Mechanisms - Worm Gears

This week I wanted to explore worm gears.



I'm working on an automated assembly machine (which I call the stapler assembler). The machine positions a part "stapler" in 4-axes (x,y,z,theta) and then deposits a part. The current mechanism consists of a rack and pinion driven by a geared DC motor througha a timing belt. While the mechanism works, it's not as consistent as it should be. Rather than making incremental improvements to it I decided this week I'd redesign it completely, incorporating all the knowledge I gained from the first prototype. Here's the previous rack and pinion design:


I wanted to the new design to be much more compact so that multiple staplers could be positioned next to eachother in a small footprint. Worm gears serve this purpose really well because everything can be inline with the rack. Worm gears also generate a huge amount of mechanical advantage in a very small package.

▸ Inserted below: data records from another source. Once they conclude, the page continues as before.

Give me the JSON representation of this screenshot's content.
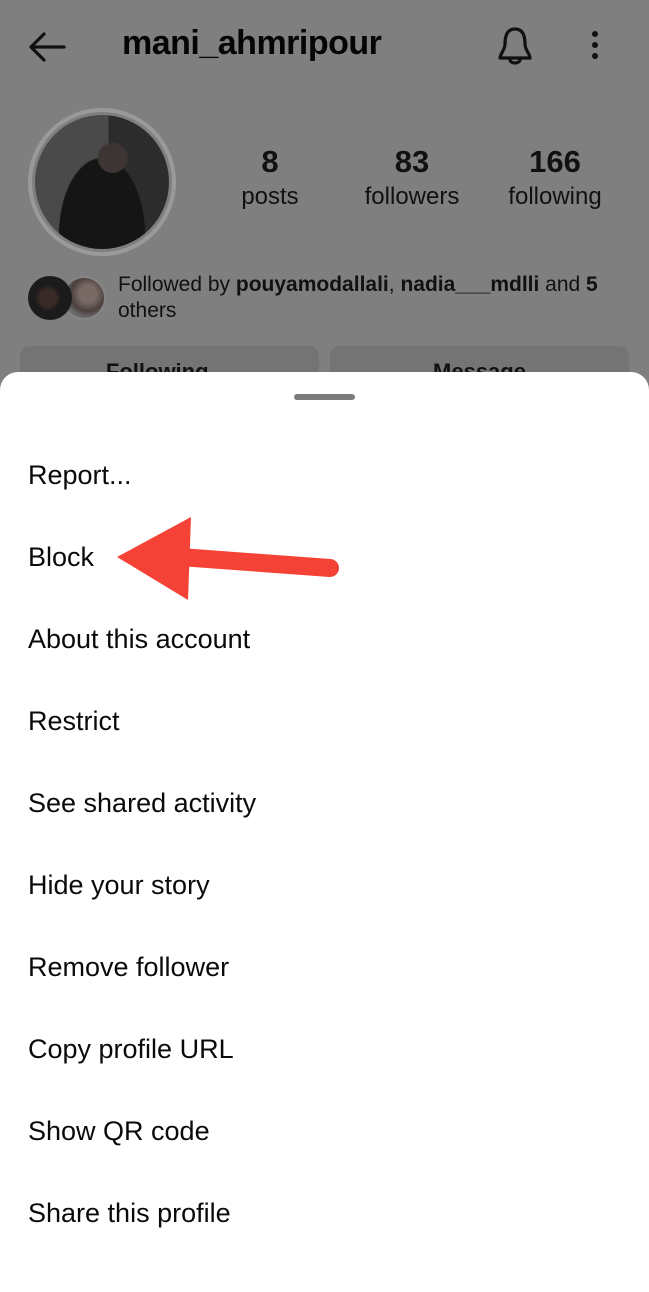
{
  "header": {
    "username": "mani_ahmripour",
    "back_icon": "arrow-left-icon",
    "notifications_icon": "bell-icon",
    "more_icon": "vertical-dots-icon"
  },
  "stats": [
    {
      "value": "8",
      "label": "posts"
    },
    {
      "value": "83",
      "label": "followers"
    },
    {
      "value": "166",
      "label": "following"
    }
  ],
  "followed_by": {
    "prefix": "Followed by ",
    "user1": "pouyamodallali",
    "sep": ", ",
    "user2": "nadia___mdlli",
    "middle": " and ",
    "count": "5",
    "suffix": " others"
  },
  "buttons": {
    "following": "Following ⌄",
    "message": "Message"
  },
  "sheet": {
    "menu_items": [
      "Report...",
      "Block",
      "About this account",
      "Restrict",
      "See shared activity",
      "Hide your story",
      "Remove follower",
      "Copy profile URL",
      "Show QR code",
      "Share this profile"
    ]
  },
  "annotation": {
    "arrow_color": "#F44336",
    "points_to": "Block"
  },
  "colors": {
    "overlay": "#7f7f7f",
    "sheet_bg": "#ffffff",
    "text": "#0a0a0a"
  }
}
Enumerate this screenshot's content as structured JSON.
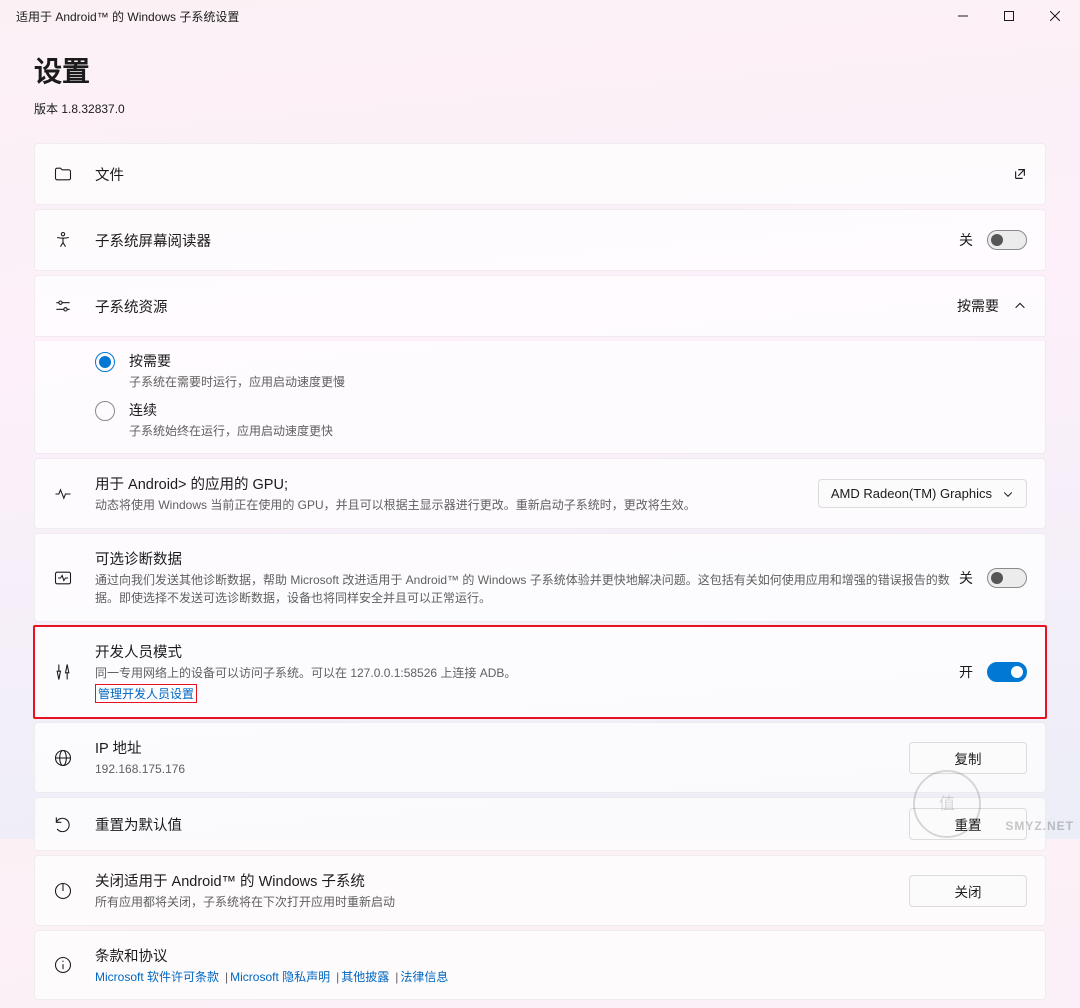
{
  "window": {
    "app_title": "适用于 Android™ 的 Windows 子系统设置"
  },
  "header": {
    "title": "设置",
    "version_label": "版本 1.8.32837.0"
  },
  "cards": {
    "files": {
      "title": "文件"
    },
    "screen_reader": {
      "title": "子系统屏幕阅读器",
      "state": "关"
    },
    "resources": {
      "title": "子系统资源",
      "state": "按需要",
      "options": {
        "on_demand": {
          "label": "按需要",
          "desc": "子系统在需要时运行，应用启动速度更慢"
        },
        "continuous": {
          "label": "连续",
          "desc": "子系统始终在运行，应用启动速度更快"
        }
      }
    },
    "gpu": {
      "title": "用于 Android> 的应用的 GPU;",
      "desc": "动态将使用 Windows 当前正在使用的 GPU，并且可以根据主显示器进行更改。重新启动子系统时，更改将生效。",
      "selected": "AMD Radeon(TM) Graphics"
    },
    "diagnostics": {
      "title": "可选诊断数据",
      "desc": "通过向我们发送其他诊断数据，帮助 Microsoft 改进适用于 Android™ 的 Windows 子系统体验并更快地解决问题。这包括有关如何使用应用和增强的错误报告的数据。即使选择不发送可选诊断数据，设备也将同样安全并且可以正常运行。",
      "state": "关"
    },
    "dev_mode": {
      "title": "开发人员模式",
      "desc": "同一专用网络上的设备可以访问子系统。可以在 127.0.0.1:58526 上连接 ADB。",
      "link": "管理开发人员设置",
      "state": "开"
    },
    "ip": {
      "title": "IP 地址",
      "value": "192.168.175.176",
      "action": "复制"
    },
    "reset": {
      "title": "重置为默认值",
      "action": "重置"
    },
    "shutdown": {
      "title": "关闭适用于 Android™ 的 Windows 子系统",
      "desc": "所有应用都将关闭，子系统将在下次打开应用时重新启动",
      "action": "关闭"
    },
    "terms": {
      "title": "条款和协议",
      "links": {
        "license": "Microsoft 软件许可条款",
        "privacy": "Microsoft 隐私声明",
        "other": "其他披露",
        "legal": "法律信息"
      }
    }
  },
  "watermark": "SMYZ.NET"
}
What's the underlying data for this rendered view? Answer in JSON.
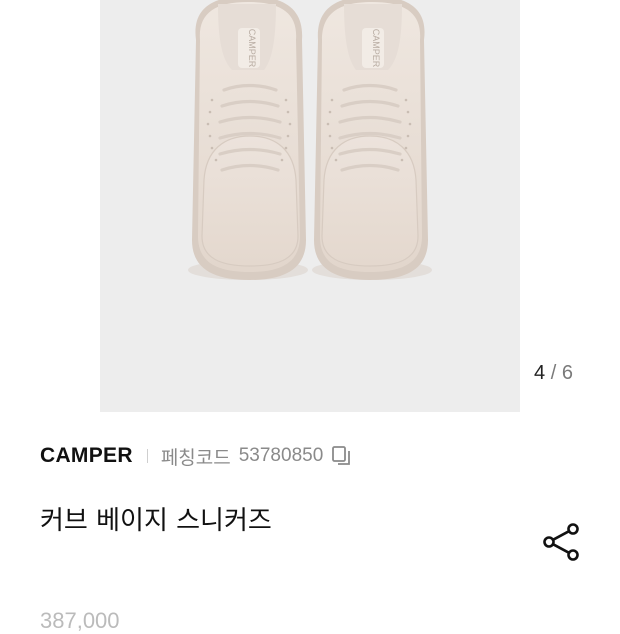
{
  "gallery": {
    "current": "4",
    "separator": "/",
    "total": "6",
    "shoe_tongue_text": "CAMPER"
  },
  "product": {
    "brand": "CAMPER",
    "code_label": "페칭코드",
    "code_value": "53780850",
    "title": "커브 베이지 스니커즈",
    "price": "387,000"
  },
  "icons": {
    "copy": "copy-icon",
    "share": "share-icon"
  },
  "colors": {
    "gallery_bg": "#ededed",
    "shoe": "#e8ded6",
    "text_primary": "#111111",
    "text_muted": "#8a8a8a"
  }
}
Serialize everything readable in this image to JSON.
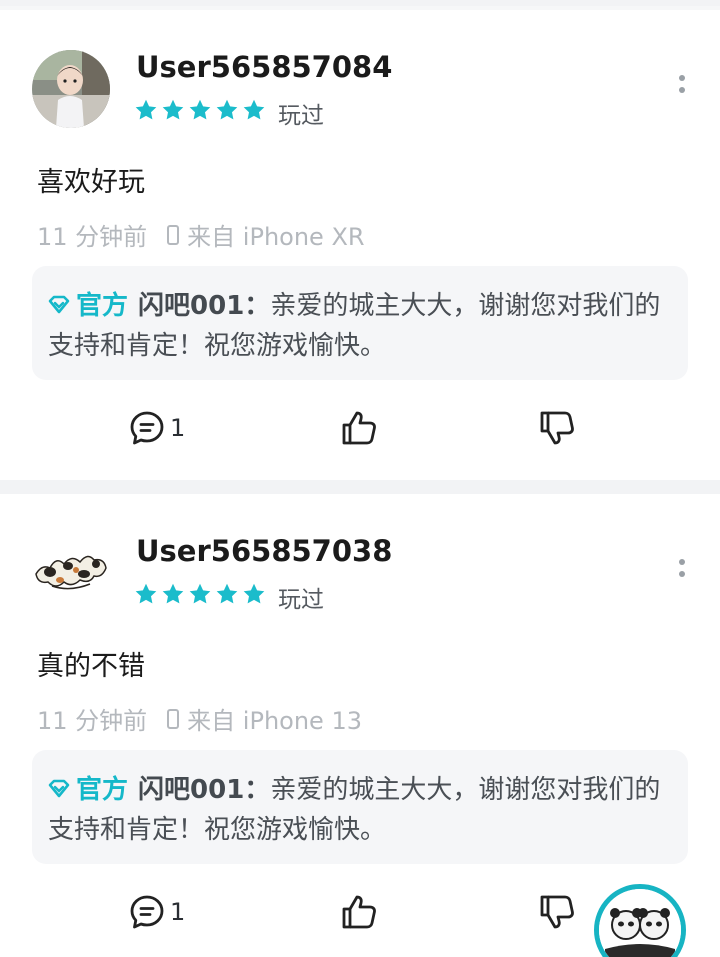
{
  "reviews": [
    {
      "username": "User565857084",
      "rating": 5,
      "status": "玩过",
      "content": "喜欢好玩",
      "time": "11 分钟前",
      "device": "来自 iPhone XR",
      "reply": {
        "badge": "官方",
        "author": "闪吧001",
        "separator": "：",
        "text": "亲爱的城主大大，谢谢您对我们的支持和肯定！祝您游戏愉快。"
      },
      "comment_count": "1"
    },
    {
      "username": "User565857038",
      "rating": 5,
      "status": "玩过",
      "content": "真的不错",
      "time": "11 分钟前",
      "device": "来自 iPhone 13",
      "reply": {
        "badge": "官方",
        "author": "闪吧001",
        "separator": "：",
        "text": "亲爱的城主大大，谢谢您对我们的支持和肯定！祝您游戏愉快。"
      },
      "comment_count": "1"
    }
  ],
  "colors": {
    "accent": "#15b8c9",
    "star": "#1bbccb",
    "meta": "#b4b8bd",
    "reply_bg": "#f5f6f8"
  },
  "icons": {
    "more": "more-vertical-icon",
    "device": "phone-icon",
    "official": "diamond-badge-icon",
    "comment": "comment-icon",
    "like": "thumbs-up-icon",
    "dislike": "thumbs-down-icon"
  }
}
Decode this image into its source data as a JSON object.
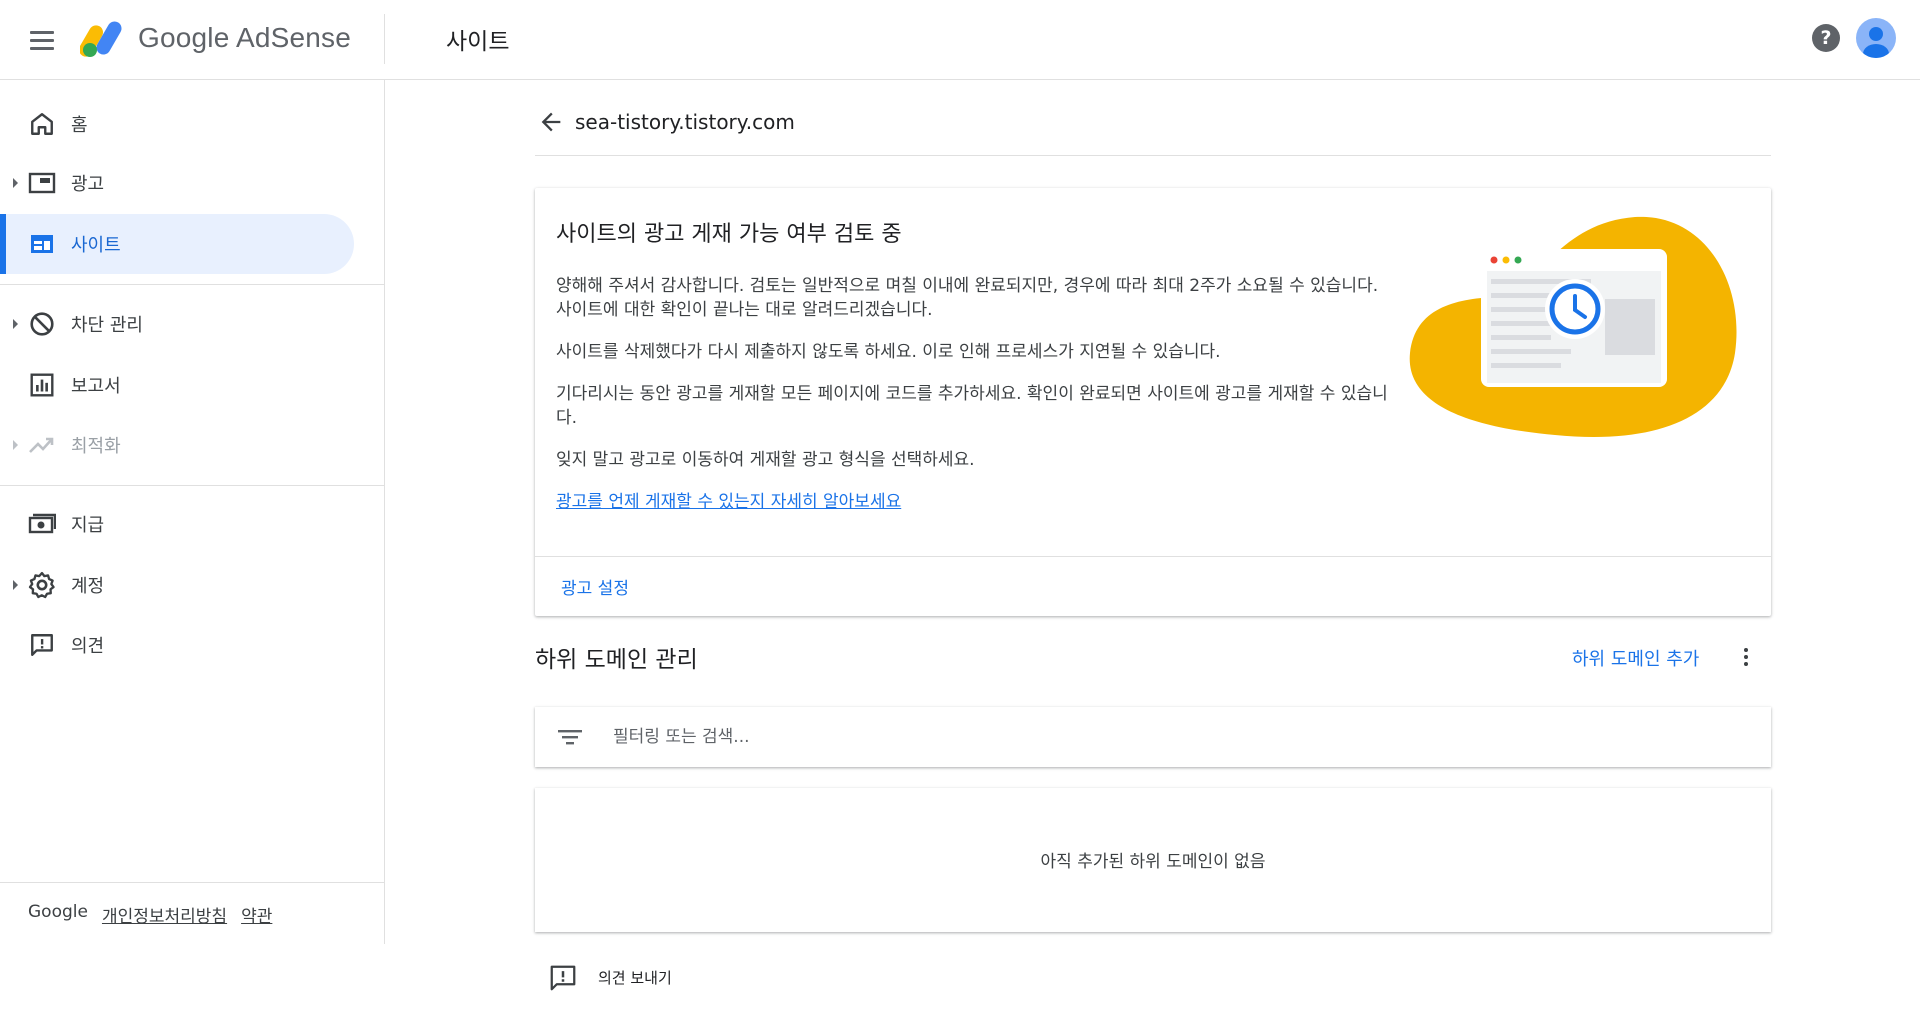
{
  "header": {
    "app_name_google": "Google",
    "app_name_product": "AdSense",
    "page_title": "사이트"
  },
  "sidebar": {
    "items": [
      {
        "label": "홈",
        "icon": "home-icon"
      },
      {
        "label": "광고",
        "icon": "ads-icon"
      },
      {
        "label": "사이트",
        "icon": "sites-icon"
      },
      {
        "label": "차단 관리",
        "icon": "block-icon"
      },
      {
        "label": "보고서",
        "icon": "reports-icon"
      },
      {
        "label": "최적화",
        "icon": "optimization-icon"
      },
      {
        "label": "지급",
        "icon": "payments-icon"
      },
      {
        "label": "계정",
        "icon": "gear-icon"
      },
      {
        "label": "의견",
        "icon": "feedback-icon"
      }
    ],
    "footer": {
      "brand": "Google",
      "privacy": "개인정보처리방침",
      "terms": "약관"
    }
  },
  "main": {
    "site_name": "sea-tistory.tistory.com",
    "review_card": {
      "title": "사이트의 광고 게재 가능 여부 검토 중",
      "paragraph_1": "양해해 주셔서 감사합니다. 검토는 일반적으로 며칠 이내에 완료되지만, 경우에 따라 최대 2주가 소요될 수 있습니다. 사이트에 대한 확인이 끝나는 대로 알려드리겠습니다.",
      "paragraph_2": "사이트를 삭제했다가 다시 제출하지 않도록 하세요. 이로 인해 프로세스가 지연될 수 있습니다.",
      "paragraph_3": "기다리시는 동안 광고를 게재할 모든 페이지에 코드를 추가하세요. 확인이 완료되면 사이트에 광고를 게재할 수 있습니다.",
      "paragraph_4": "잊지 말고 광고로 이동하여 게재할 광고 형식을 선택하세요.",
      "learn_more_link": "광고를 언제 게재할 수 있는지 자세히 알아보세요",
      "action_label": "광고 설정"
    },
    "subdomains": {
      "title": "하위 도메인 관리",
      "add_label": "하위 도메인 추가",
      "filter_placeholder": "필터링 또는 검색...",
      "empty_text": "아직 추가된 하위 도메인이 없음"
    },
    "feedback_label": "의견 보내기"
  },
  "colors": {
    "accent": "#1a73e8",
    "active_bg": "#e8f0fe",
    "illustration_blob": "#f4b400"
  }
}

The new design uses the same motor and many of the same parts. Here it is in cross-section:



It incorporates limit switches, kinematic alignment features for the stapler cartridge, and a custom wire-edm machined rack/piston.



And here's how it works...


Next step... Making it.


Turn and Burn - Wire-EDM Rotary Axis

This week Sam and I also played with adding a rotary axis to our Wire-EDM. In the spirit of "gestural design," we wipped up the hardware in an evening, using a NEMA23 motor we had laying around to control the rotation of a shaft.



By slowly rotating the shaft while the EDM burns in a linear motion, we can create complex helical cuts like this:



Eventually we're going to hack into the machine control by using a webcam and open-cv to recognize the numbers in the DRO. This will enable us to integrate the motion of the rotary axis with movement of the other axes.


Doing CAD/CAM for this kind of machining strategy is a little tricky. None of the standard CAM packages come equipped for this kind of "turn and burn" operation. I decided to use Antimony to try to visualize the possible cuts. To do this, I simply make a cylinder that represents the wire, sweep it around the workpiece, and do a boolean operation to substract it from the starting cylinder. Here is a visualization of the wire being swept around the cylindrical workpiece.



and the resulting geometries...





The trapezoidal tooth of the worm gear can be approximated by sweeping the wire multiple times in different locations.